Is this a laptop with a save partition or file?


----------



## brusseau (Feb 8, 2003)

IMM,

Thanks for your reply.

>>>Is this a laptop with a save partition or file?
----It's not a laptop. It is a Hewlett Packard Pavilion. I have Windows 98SE.

Rachel


----------



## Rollin' Rog (Dec 9, 2000)

No luck with reinstalling APM, I guess?


----------



## brusseau (Feb 8, 2003)

>>>>>No luck with reinstalling APM, I guess?
-----I started to do that procedure, but I ran into a road block.
Under System devices in my Device Manager I have:

ACPI Generic Bus
ACPI System Button
Advanced Configuration and Power Interface (ACPI) BIOS

The procedure to reinstall APM asked me to find the APM, which I don't have. I did check "disable in this hardware profile" on the ACPI Generic Bus Properties, but i'm still having my same problem.

??
Rachel


----------



## Rollin' Rog (Dec 9, 2000)

I see, ACPI will supersede APM on some systems and APM is not listed. It's possible following the same directions for ACPI will work, but not having done it personally, I can't guarantee it or that you won't end up in a worse hole. I do see that ACPI is listed as an installable device in my Win98 Add New Hardware Wizard -- but that system uses APM which I've removed and reinstalled a couple of times.


----------



## brusseau (Feb 8, 2003)

OK. Removing the ASPI and "adding new hardware" worked to remove the:
"Invalid VXD dynamic link call from acep(05) + 00000572 to device "0026", service 8019" 
code from appearing when I boot up. YEAH!!!
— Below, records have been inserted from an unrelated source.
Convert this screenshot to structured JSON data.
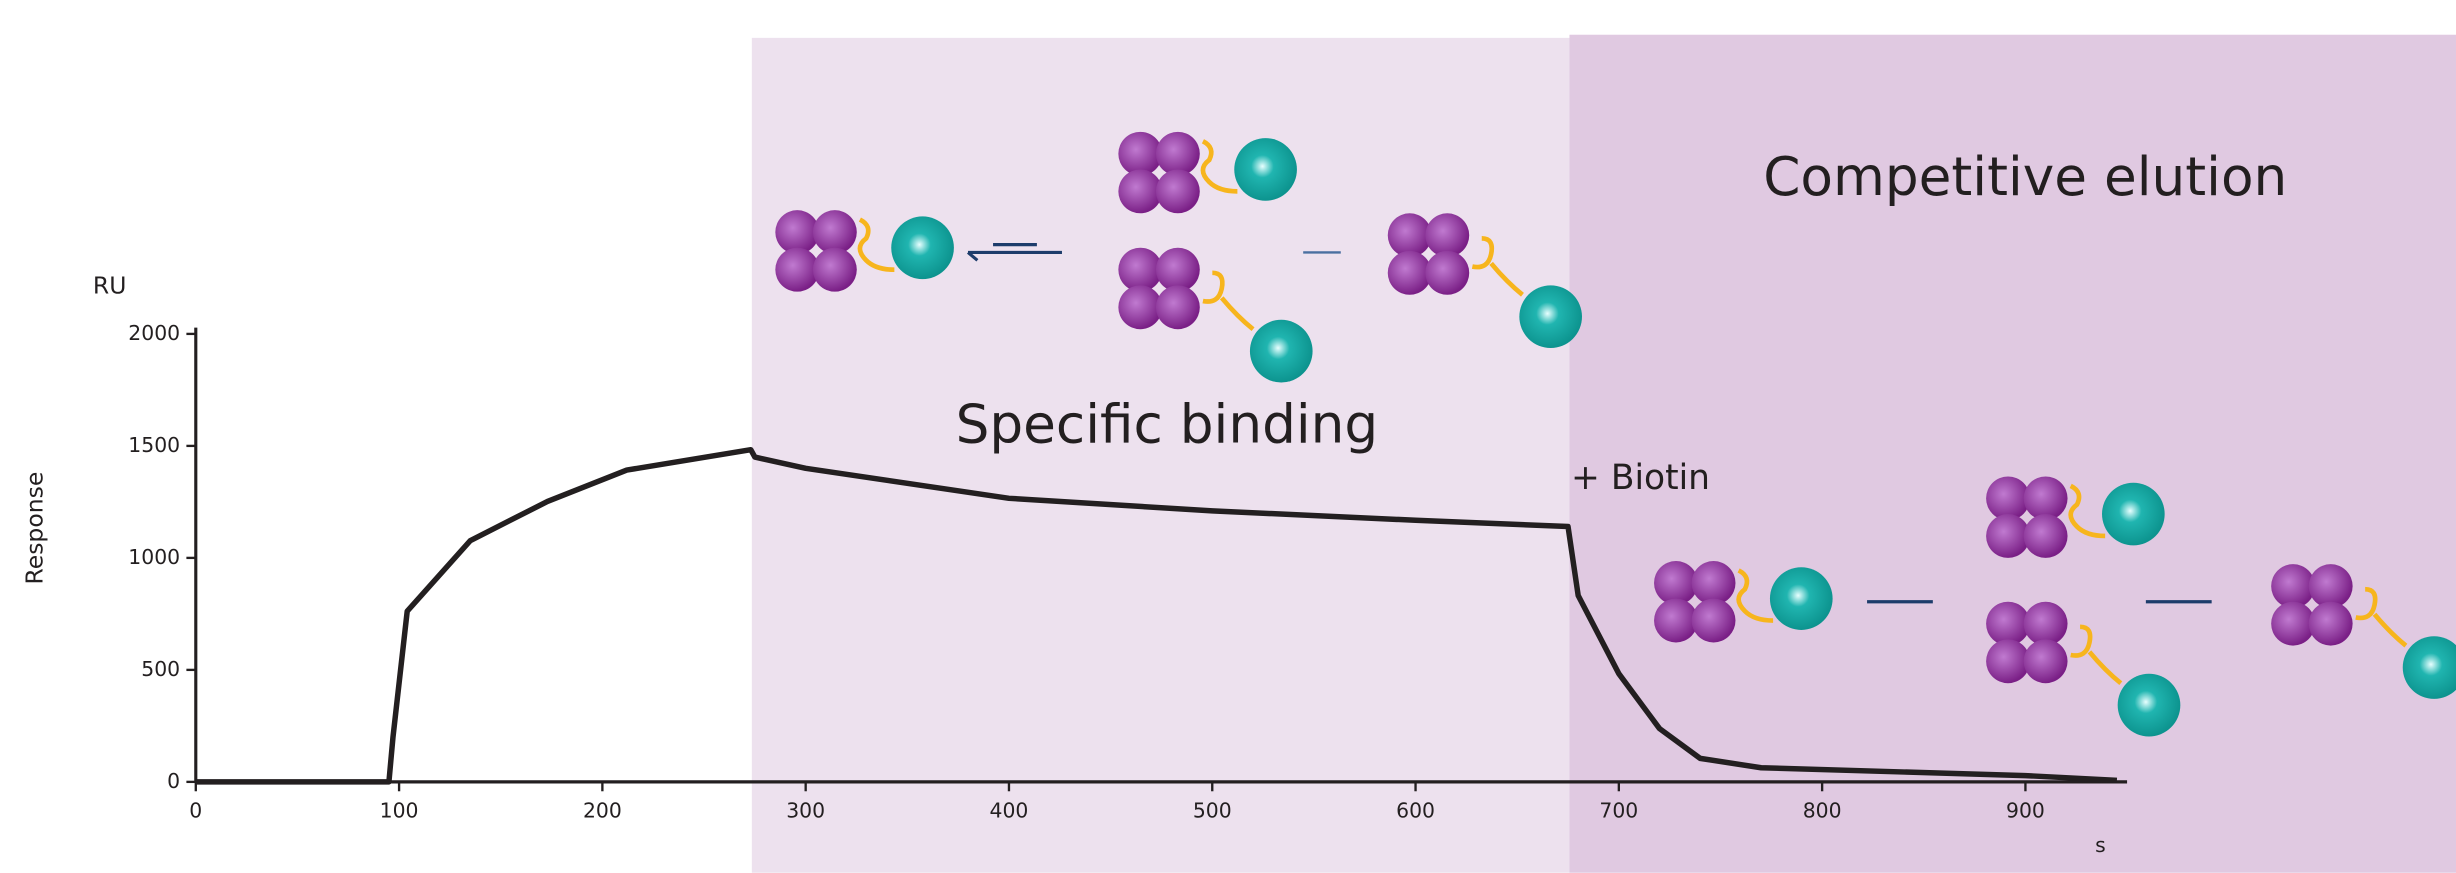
{
  "chart_data": {
    "type": "line",
    "y_unit": "RU",
    "ylabel": "Response",
    "x_unit": "s",
    "annotations": [
      "Specific binding",
      "Competitive elution",
      "+ Biotin"
    ],
    "xlim": [
      0,
      950
    ],
    "ylim": [
      0,
      2000
    ],
    "xticks": [
      0,
      100,
      200,
      300,
      400,
      500,
      600,
      700,
      800,
      900
    ],
    "yticks": [
      0,
      500,
      1000,
      1500,
      2000
    ],
    "series": [
      {
        "color": "#231f20",
        "x": [
          0,
          95,
          97,
          104,
          135,
          173,
          212,
          273,
          275,
          300,
          400,
          500,
          600,
          675,
          680,
          700,
          720,
          740,
          770,
          900,
          945
        ],
        "values": [
          0,
          0,
          200,
          762,
          1077,
          1252,
          1392,
          1483,
          1450,
          1400,
          1266,
          1210,
          1168,
          1140,
          832,
          483,
          238,
          105,
          63,
          28,
          7
        ]
      }
    ]
  }
}
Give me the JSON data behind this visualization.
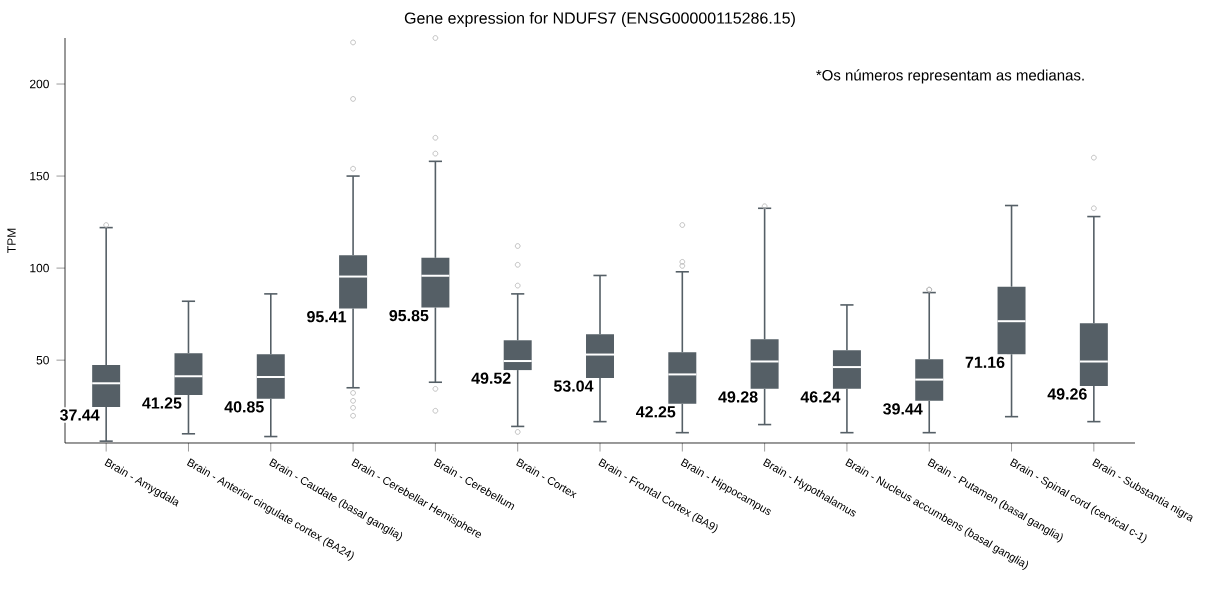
{
  "chart_data": {
    "type": "box",
    "title": "Gene expression for NDUFS7 (ENSG00000115286.15)",
    "ylabel": "TPM",
    "annotations": [
      "*Os números representam as medianas."
    ],
    "categories": [
      "Brain - Amygdala",
      "Brain - Anterior cingulate cortex (BA24)",
      "Brain - Caudate (basal ganglia)",
      "Brain - Cerebellar Hemisphere",
      "Brain - Cerebellum",
      "Brain - Cortex",
      "Brain - Frontal Cortex (BA9)",
      "Brain - Hippocampus",
      "Brain - Hypothalamus",
      "Brain - Nucleus accumbens (basal ganglia)",
      "Brain - Putamen (basal ganglia)",
      "Brain - Spinal cord (cervical c-1)",
      "Brain - Substantia nigra"
    ],
    "color": "#555f66",
    "ylim": [
      5,
      225
    ],
    "yticks": [
      50,
      100,
      150,
      200
    ],
    "value_labels": [
      "37.44",
      "41.25",
      "40.85",
      "95.41",
      "95.85",
      "49.52",
      "53.04",
      "42.25",
      "49.28",
      "46.24",
      "39.44",
      "71.16",
      "49.26"
    ],
    "grid": false,
    "boxes": [
      {
        "low": 6,
        "q1": 24.6,
        "median": 37.44,
        "q3": 47.3,
        "high": 122,
        "outliers": [
          123.4
        ]
      },
      {
        "low": 10,
        "q1": 31.1,
        "median": 41.25,
        "q3": 53.8,
        "high": 82
      },
      {
        "low": 8.5,
        "q1": 29,
        "median": 40.85,
        "q3": 53.2,
        "high": 86
      },
      {
        "low": 35,
        "q1": 78,
        "median": 95.41,
        "q3": 107,
        "high": 150,
        "outliers": [
          222.6,
          191.9,
          154,
          32.2,
          27.9,
          24.1,
          19.8
        ]
      },
      {
        "low": 38,
        "q1": 78.6,
        "median": 95.85,
        "q3": 105.6,
        "high": 158,
        "outliers": [
          225,
          170.8,
          162.2,
          34.4,
          22.5
        ]
      },
      {
        "low": 14,
        "q1": 44.6,
        "median": 49.52,
        "q3": 60.8,
        "high": 86,
        "outliers": [
          112,
          101.8,
          90.5,
          11
        ]
      },
      {
        "low": 16.6,
        "q1": 40.3,
        "median": 53.04,
        "q3": 64,
        "high": 96
      },
      {
        "low": 10.6,
        "q1": 26.3,
        "median": 42.25,
        "q3": 54.3,
        "high": 98,
        "outliers": [
          123.4,
          103.4,
          101.2
        ]
      },
      {
        "low": 15,
        "q1": 34.4,
        "median": 49.28,
        "q3": 61.3,
        "high": 132.5,
        "outliers": [
          133.6
        ]
      },
      {
        "low": 10.6,
        "q1": 34.4,
        "median": 46.24,
        "q3": 55.4,
        "high": 80
      },
      {
        "low": 10.6,
        "q1": 27.9,
        "median": 39.44,
        "q3": 50.5,
        "high": 86.7,
        "outliers": [
          88.3,
          88.3
        ]
      },
      {
        "low": 19.3,
        "q1": 53.2,
        "median": 71.16,
        "q3": 89.9,
        "high": 134
      },
      {
        "low": 16.6,
        "q1": 36,
        "median": 49.26,
        "q3": 70,
        "high": 128,
        "outliers": [
          160,
          132.5
        ]
      }
    ]
  }
}
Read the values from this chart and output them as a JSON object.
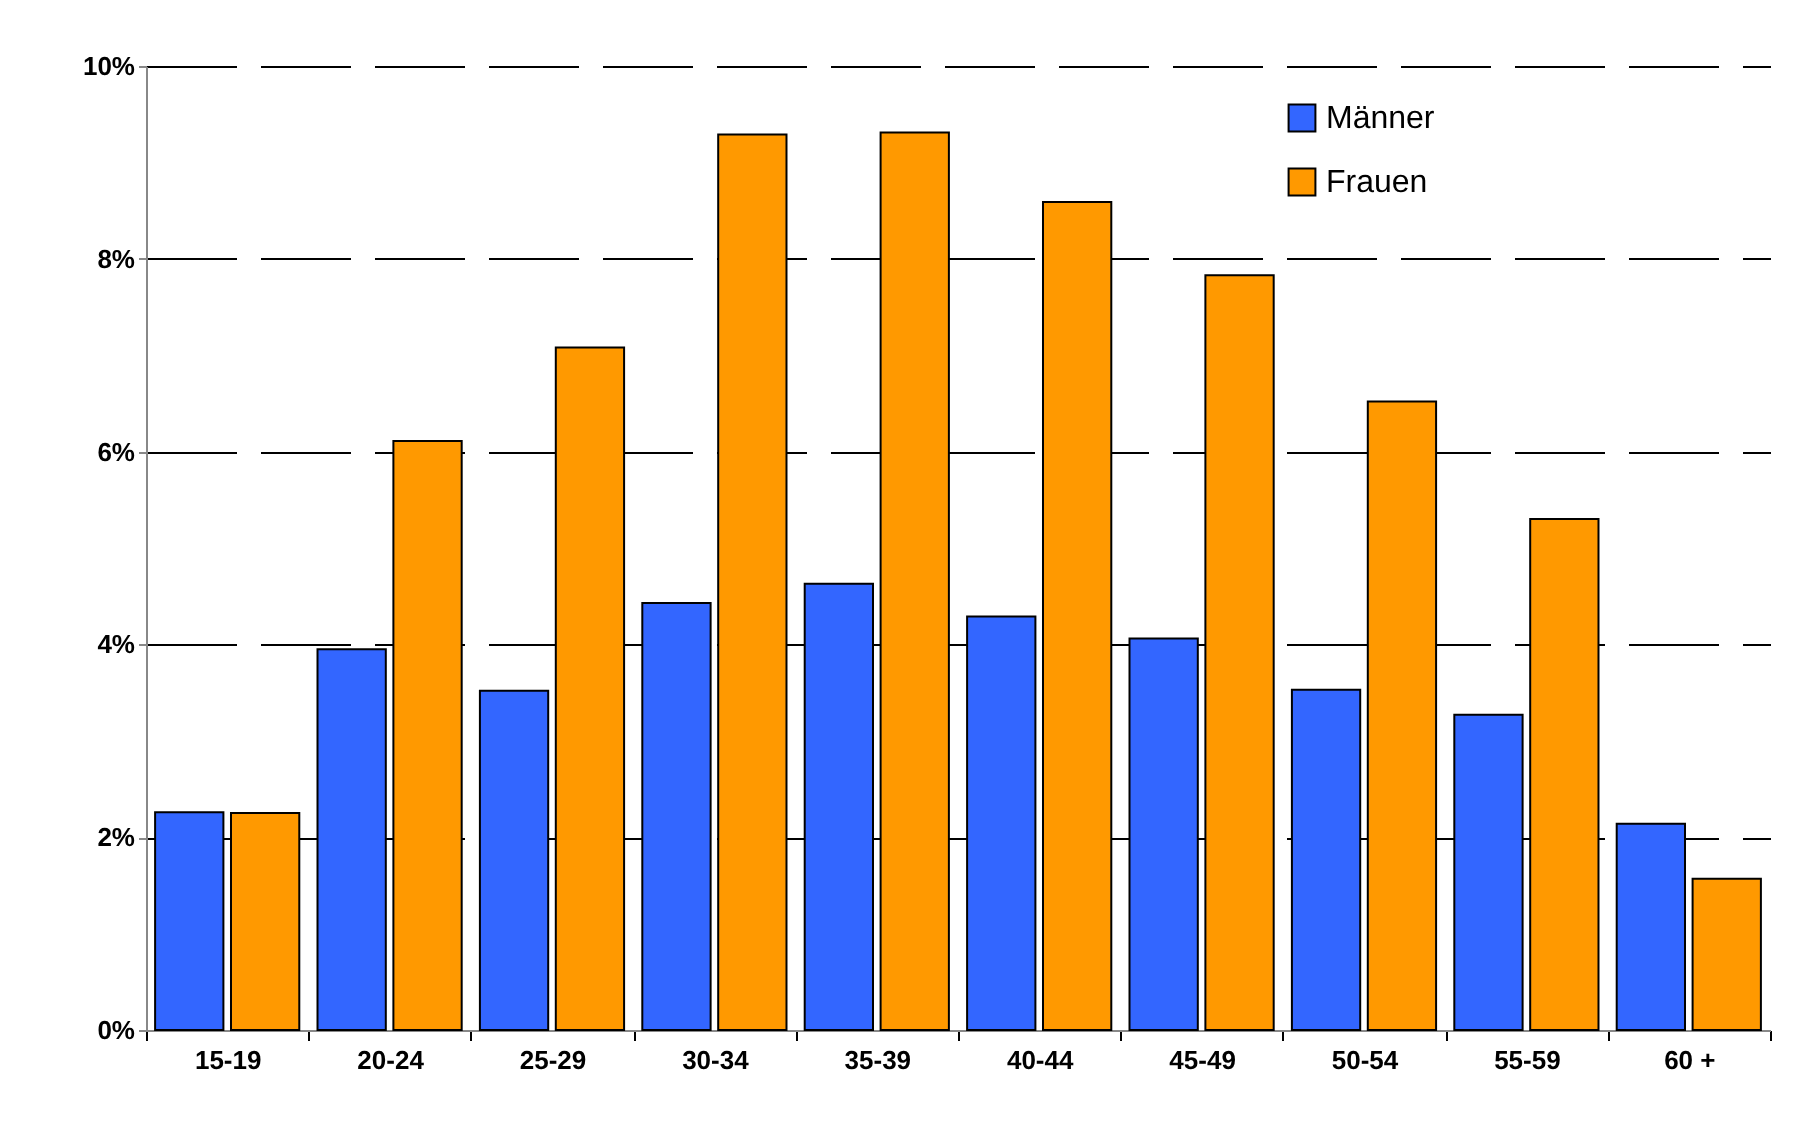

It appeared to remove and reinstall TONS of components. My CDROM disappeared, it did not recognize the mute button on my expanded keyboard and my monitor can only be set to 16 colors. 

So I ran my disk recovery CD. This helped the CD and keyboard problem, but my my monitor still only shows 16 colors, and there are no better options in the "properties" option, where I would normally select true colors. 

I noticed exclamation points in my Device Manager tab of the System Properties. They are next to:
-Display Adapters, Intel(R) 810 Chipset Graphics Driver PV 2.1
-Keyboard, Standard 101/102-Key or Microsoft natural Keyboard
-System devices, Direct memory access controller


The Keyboard and direct memory access controller options have duplicate devices in the widow, but the Intel(R) one is not a duplicate. It does, however, have another button in the display adapter category called "Standard Display Adapter (VGA).

I was thinking of removing the duplicates, but I'm not sure about what to do to resolve the Intel(R) 810 Chipset Graphics Driver PV 2.1 error.


----------



## Rollin' Rog (Dec 9, 2000)

You may only need to use the "update driver" option through the Device Manager and look the intel drivers to reinstall. Windows may even automatically redetect and reinstall them if you remove the device.

However, I think this page contains the correct graphics drivers for your chipset an OS. I would download them and try booting in safe mode, then running the exe. You can try it as a first or second resort.

http://downloadfinder2.intel.com/scripts-df/Detail_Desc.asp?agr=N&ProductID=178&DwnldID=4666

There is a readme included on the page

This appears to be the latest version with the pv2.1 being a much earlier one, probably no longer available.

http://www.intel.com/support/graphics/drivermatrix.htm

Generally speaking you should remove any of the devices, including duplicates, that are flagged in the Device Manager. Generally Windows will redetect and reinstall the drivers for them. You may need a Windows CD with respect to some.


----------



## brusseau (Feb 8, 2003)

Thank You Rollin' Rod

The following procedure resolved by invalid VXD message. I had to modify the procedure, because I did not have APM, instead I removed "Advanced Configuration and Power Interface (ACPI) BIOS" from my device manager.

http://support.microsoft.com/defaul...B;en-us;q188134

Thanks for all of your help!!!!
I've learned a lot.


----------



## brusseau (Feb 8, 2003)

Thank you Rollin' Rod!!!!

I removed and reinstalled the "Intel® 810/815 Chipset Families (Intel 82810/82815 Graphics Controller)" as found on the following web site.

http://www.intel.com/support/graphics/drivermatrix.htm

Not only am I able to pick True Color again, I think the resolution is even better than before (or maybe I'm just in a "glass is half full" kind of mood!!).

Thanks again for your help!!


----------



## Rollin' Rog (Dec 9, 2000)

Outstanding. You are most welcome. If we've whittled away all those problems to none, I will mark this as 'resolved'.


----------



## brusseau (Feb 8, 2003)

After that whole "Invalid VXD dynamic link.....etc" problem my printer stopped working. I had uninstalled the software, and tried to reinstall it. The installation would not work because "a file needed for installation could not be found."

Apollo emailed me today and taught me a "back door" way of installing the software so I can use my printer again!

I put in the printer installation CD
Instead of just clicking "install" I close the program.
I use the install hardware from the control panel.
When prompted I choose D:
Open the Eng folder
Open the Driver folder
Open the Win9x_me folder
click install

It may not be the PERFECT way to do it, but I can print out (& file) my taxes now!!!

Thanks again for all of your help. You are a very generous person.


----------



## astrolbrite (Jan 9, 2005)

We tried all the above options but our bad message kept comming back

So as another option we removed the agp video card and repalced it with a identical agp video card, then reinstalled the software.

Now everything is fine. But thanks for all the early info as it's a step by step process and if 1 option does not work another will.

Have a Great Day


----------